L’équipe de Gervais a confiné l’hélium à basse température dans des canaux de 45 nanomètres, de 16 nanomètres et puis de 6 nanomètres, et a observé que le superfluide commençait à ralentir. C’était là le signe que les chercheurs s’approchaient finalement de la zone grise près de l’état de liquide de Luttinger que Gervais cherchait depuis des années. Gervais a pris connaissance de la théorie de Luttinger en 2002, alors qu’il traversait un tunnel en voiture avec Horst Störmer, lauréat d’un prix Nobel. Lors d’une discussion sur la conductance quantique, ils ont été retardés par une circulation confinée et discontinue. Gervais se souvient de la scène : « Il s’est tourné vers moi et a dit “Un liquide de Luttinger!” et vous savez quoi, je n’avais aucune idée de ce dont il parlait! »

L’idée a couvé jusqu’à une réunion du programme Nanoélectronique de l’ICRA en 2005 où Gervais a discuté de la question avec Ian Affleck, jadis Boursier associé (maintenant Boursier principal au sein du programme Matériaux quantiques). « Comme personne n’avait envisagé l’expérience dans un vrai liquide », dit Gervais, « s’il ne s’était agi d’Ian Affleck et de sa participation à l’ICRA, je n’aurais pas réalisé cette expérience. Je devais absolument savoir si j’étais fou ou sain d’esprit! »

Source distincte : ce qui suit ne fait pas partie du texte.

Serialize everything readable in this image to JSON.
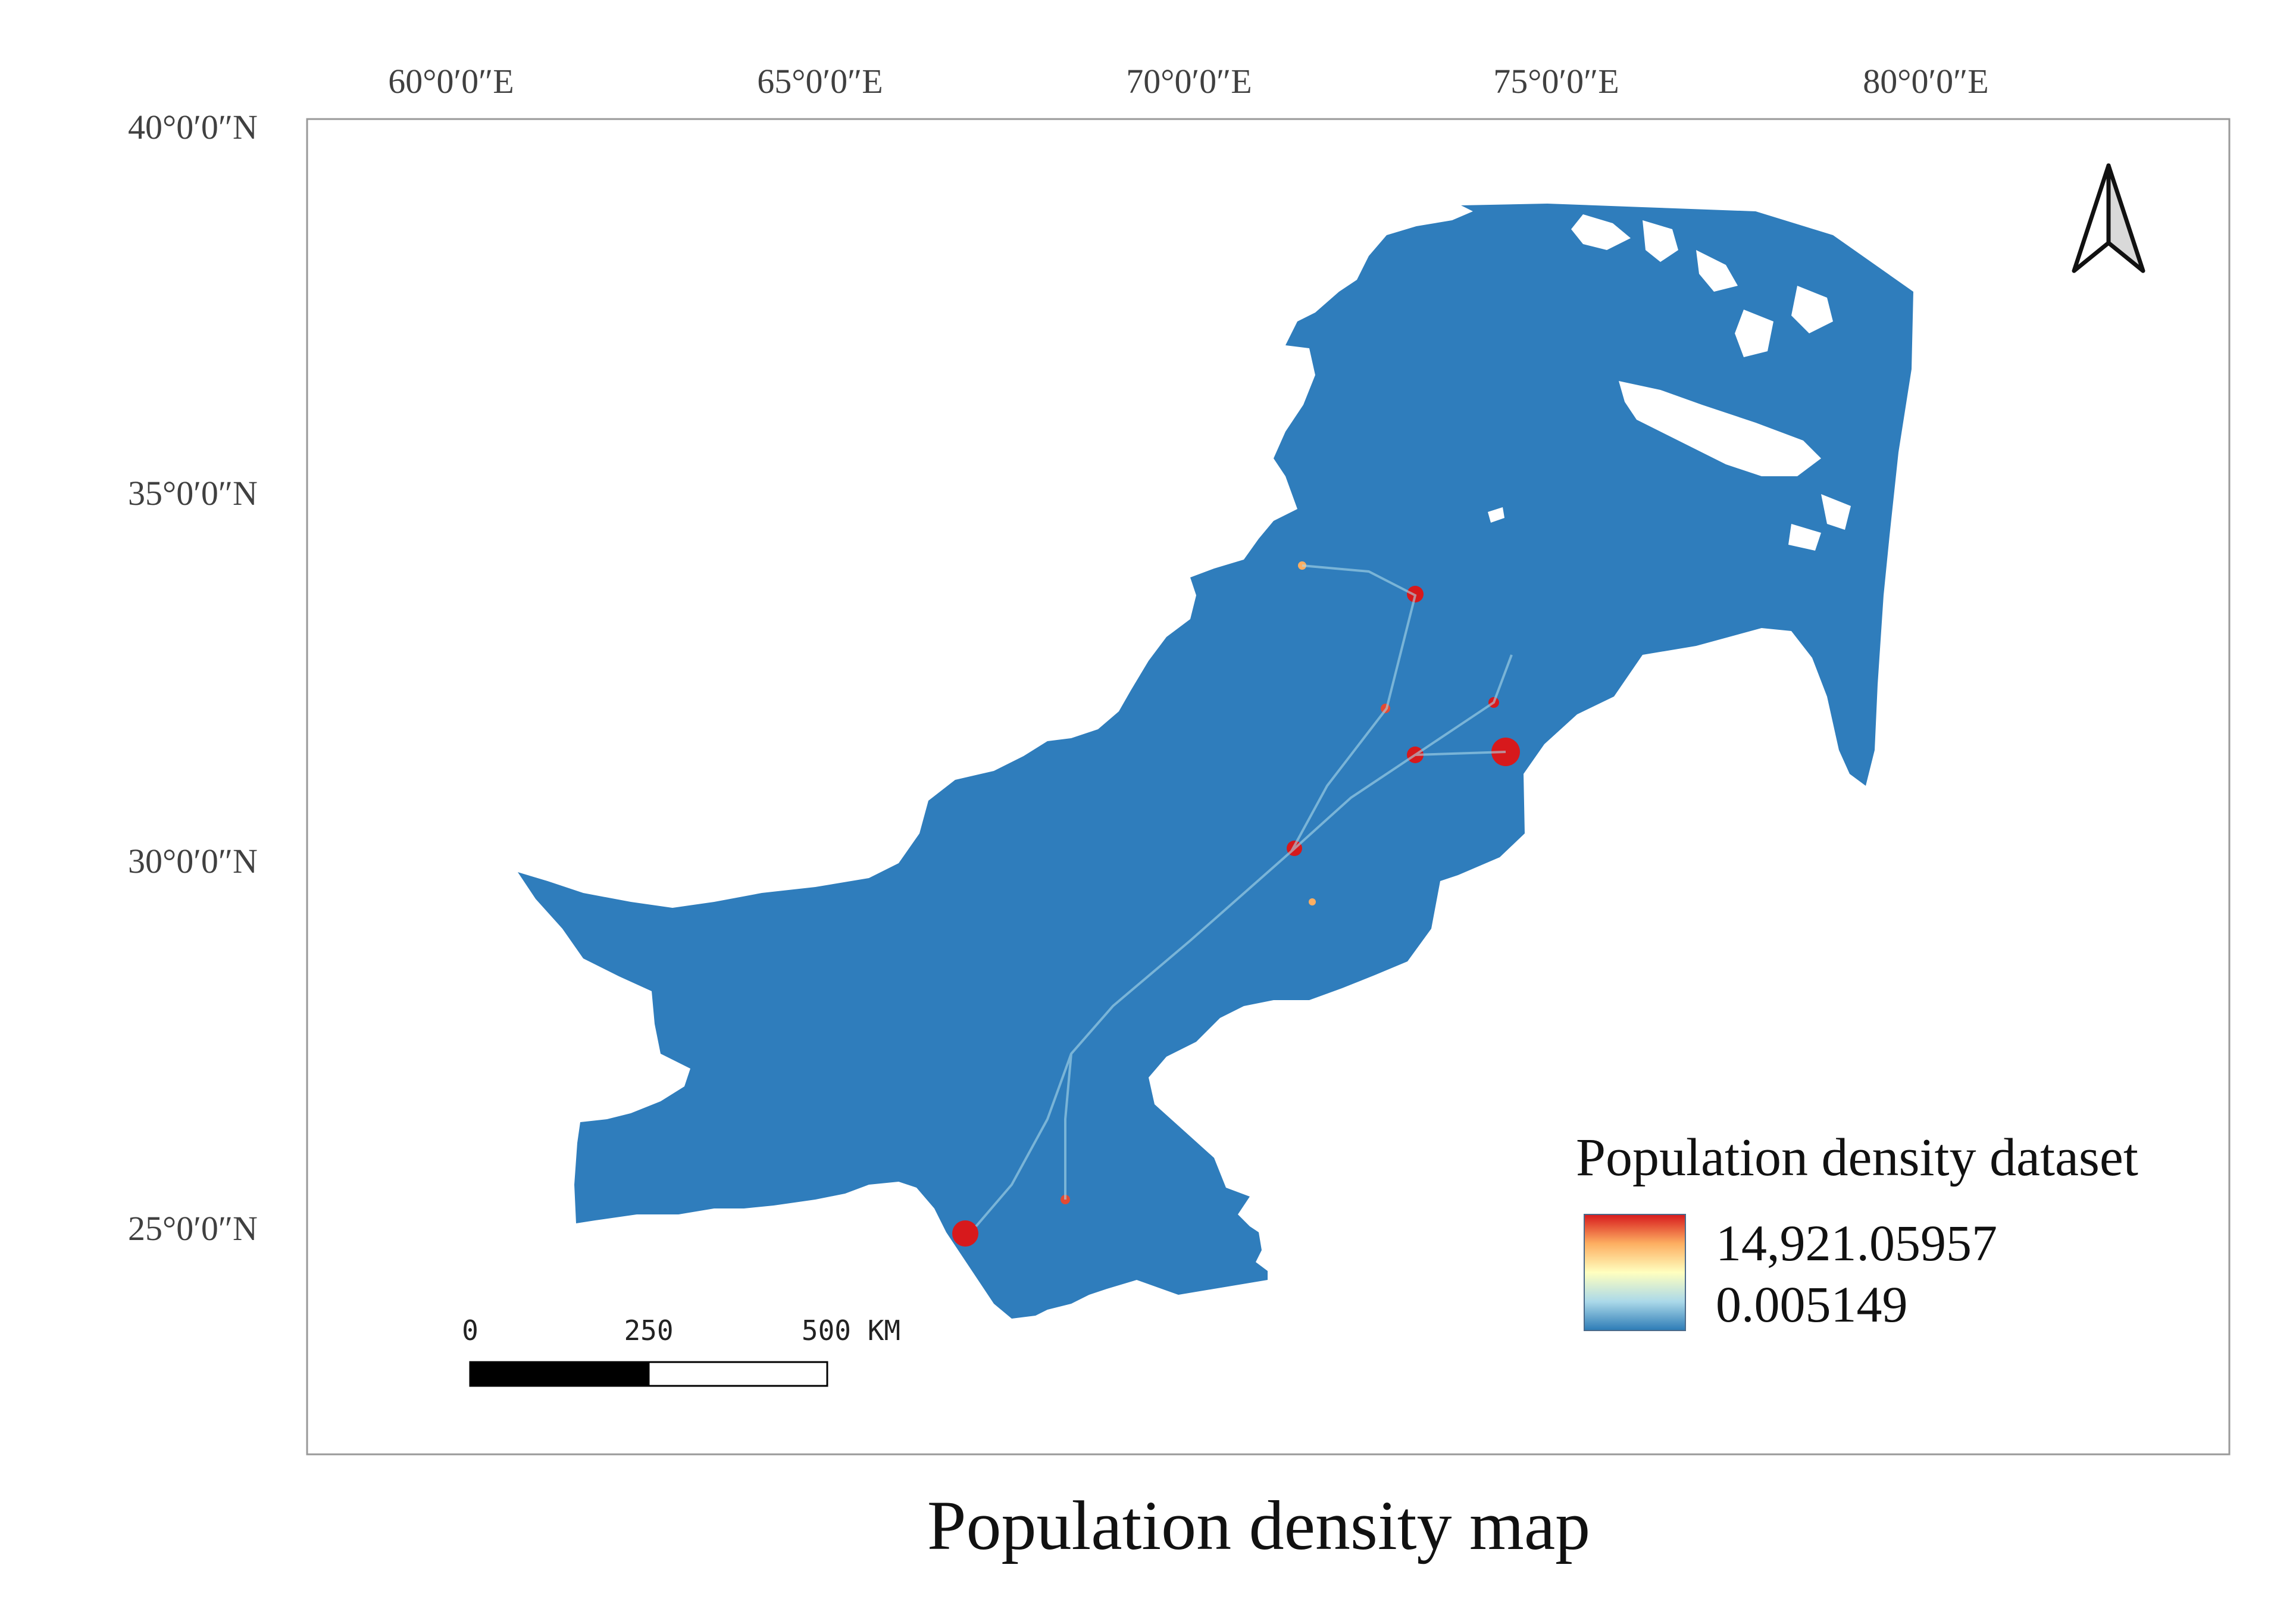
{
  "map": {
    "title": "Population density map",
    "longitude_labels": [
      "60°0′0″E",
      "65°0′0″E",
      "70°0′0″E",
      "75°0′0″E",
      "80°0′0″E"
    ],
    "latitude_labels": [
      "40°0′0″N",
      "35°0′0″N",
      "30°0′0″N",
      "25°0′0″N"
    ],
    "land_color": "#2F7DBC",
    "frame_color": "#999999"
  },
  "legend": {
    "title": "Population density dataset",
    "max_label": "14,921.05957",
    "min_label": "0.005149",
    "ramp_colors": [
      "#D7191C",
      "#FDAE61",
      "#FFFFBF",
      "#ABD9E9",
      "#2C7BB6"
    ]
  },
  "scale_bar": {
    "labels": [
      "0",
      "250",
      "500 KM"
    ]
  },
  "north_arrow": {
    "icon": "north-arrow-icon"
  }
}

Forts de cette percée, les chercheurs veulent maintenant confiner l’hélium dans des canaux encore plus petits, moins d’un nanomètre de diamètre, et de plusieurs longueurs différentes. Si la théorie de Tomonaga-Luttinger se tient, l’écoulement du liquide devrait aussi ralentir quand il passe dans les plus longs canaux. Les défis techniques seront probablement plus grands que la première fois, mais Gervais est emballé par ce qu’ils vont apprendre. Une meilleure compréhension de la physique unidimensionnelle pourrait un jour nous permettre d’élaborer des technologies novatrices, comme des détecteurs rotatifs très précis à utiliser dans les systèmes GPS, et d’accroître nos connaissances sur la physique à petite échelle des circuits électroniques.